Why a Prolapsed Umbilical Cord Should Not Be Replaced Into the Uterus
Attempting to replace a prolapsed umbilical cord back into the uterus (funic reduction) is generally not recommended because it risks causing cord vasospasm, further cord compression, and delays definitive delivery, which can worsen fetal outcomes in this obstetric emergency. 1, 2, 3
Primary Management Principle
The fundamental goal in umbilical cord prolapse is to relieve cord compression while expediting delivery, not to reposition the cord back into the uterus. 1, 2, 4
Why Replacement Is Problematic
Excessive manipulation of the prolapsed cord can cause vasospasm, which leads to complete cessation of blood flow to the fetus—a potentially irreversible pathology that is worse than intermittent compression. 1, 2
Manual replacement attempts delay the critical diagnosis-to-delivery interval, which should ideally be less than 30 minutes, particularly when fetal bradycardia is present. 1, 2
Cord arterial pH declines at a rate of 0.009 per minute during bradycardia, indicating that time is critical and should not be wasted on repositioning maneuvers. 2
Evidence-Based Management Algorithm
Immediate Actions (Do NOT attempt cord replacement)

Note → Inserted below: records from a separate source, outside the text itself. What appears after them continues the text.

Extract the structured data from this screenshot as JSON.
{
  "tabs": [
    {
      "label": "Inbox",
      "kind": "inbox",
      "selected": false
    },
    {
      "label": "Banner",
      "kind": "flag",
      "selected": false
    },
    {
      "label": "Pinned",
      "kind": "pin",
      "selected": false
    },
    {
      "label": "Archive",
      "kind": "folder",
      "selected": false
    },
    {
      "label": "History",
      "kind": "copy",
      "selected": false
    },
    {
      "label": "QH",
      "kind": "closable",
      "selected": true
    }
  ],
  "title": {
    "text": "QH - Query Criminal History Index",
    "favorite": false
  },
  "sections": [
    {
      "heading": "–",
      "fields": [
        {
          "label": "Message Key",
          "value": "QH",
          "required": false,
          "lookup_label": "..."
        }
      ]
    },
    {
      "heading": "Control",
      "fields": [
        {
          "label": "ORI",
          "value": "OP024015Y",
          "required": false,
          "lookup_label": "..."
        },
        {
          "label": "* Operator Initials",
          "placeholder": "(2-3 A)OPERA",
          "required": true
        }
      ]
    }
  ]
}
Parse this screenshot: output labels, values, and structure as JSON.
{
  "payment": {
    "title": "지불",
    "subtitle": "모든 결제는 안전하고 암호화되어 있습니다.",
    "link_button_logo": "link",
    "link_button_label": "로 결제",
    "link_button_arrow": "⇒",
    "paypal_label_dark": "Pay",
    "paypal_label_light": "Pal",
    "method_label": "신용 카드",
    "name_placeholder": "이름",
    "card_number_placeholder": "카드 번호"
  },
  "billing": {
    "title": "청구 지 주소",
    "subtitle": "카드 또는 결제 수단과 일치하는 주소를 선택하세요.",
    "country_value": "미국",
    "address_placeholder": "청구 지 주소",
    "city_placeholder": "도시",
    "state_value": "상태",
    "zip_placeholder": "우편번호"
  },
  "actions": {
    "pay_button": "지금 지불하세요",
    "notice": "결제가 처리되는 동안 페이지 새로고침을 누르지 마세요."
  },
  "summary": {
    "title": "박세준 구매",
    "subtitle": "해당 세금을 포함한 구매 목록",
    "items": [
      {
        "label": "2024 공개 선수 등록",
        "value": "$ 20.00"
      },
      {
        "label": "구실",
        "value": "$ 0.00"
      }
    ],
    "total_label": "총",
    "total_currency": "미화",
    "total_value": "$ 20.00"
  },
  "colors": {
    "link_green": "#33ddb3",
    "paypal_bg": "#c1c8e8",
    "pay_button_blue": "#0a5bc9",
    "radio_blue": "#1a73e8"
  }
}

Elevate the fetal presenting part off the cord using manual elevation—this is the most commonly used and effective maneuver. 1, 2, 3
Position the mother appropriately: The knee-chest position provides the greatest elevation effect, followed by bladder filling with 500 mL of fluid (Vago's method), then Trendelenburg position (15°). 2
Minimize cord handling: Keep the cord moist if visible but avoid excessive manipulation that could trigger vasospasm. 1, 2
Delivery Strategy Based on Fetal Heart Rate
Fetal bradycardia: Most urgent—proceed immediately to cesarean delivery as this indicates potentially irreversible pathology. 2
Recurrent decelerations: Less urgent but still requires expedited delivery—the intermittent compression is reversible. 2
Normal fetal heart rate: Proceed with delivery but with slightly less urgency. 2
Vaginal delivery imminent (second stage): Consider instrumental vaginal delivery if it can be accomplished faster than cesarean section. 1, 3
The Exception: Historical Context
One small case series from 1991 reported successful funic reduction (manual replacement) in 5 of 8 cases with normal neonatal outcomes. 5 However, this approach has not been adopted in modern practice because:
- The sample size was extremely small (8 cases over 10 years). 5
- Current evidence emphasizes that excessive cord manipulation should be avoided to prevent vasospasm. 1, 2
- Modern management focuses on relieving compression through maternal positioning and presenting part elevation, not cord repositioning. 1, 2, 3, 4
Critical Pitfalls to Avoid
Do not waste time attempting to replace the cord—every minute of bradycardia worsens fetal acidosis. 2
Do not handle the cord excessively—gentle handling only to assess pulsations; aggressive manipulation causes vasospasm. 1, 2
Do not delay cesarean delivery for repositioning attempts—the diagnosis-to-delivery interval is the most critical determinant of outcome. 1, 2, 3
Optimal Outcome Strategy
The best outcomes occur with prompt diagnosis, immediate measures to relieve cord compression (elevation of presenting part, maternal positioning), and expedited delivery—not with attempts to replace the cord. 1, 2, 3, 4 Modern obstetric management has moved away from funic reduction because the risks of cord manipulation outweigh any theoretical benefit of repositioning.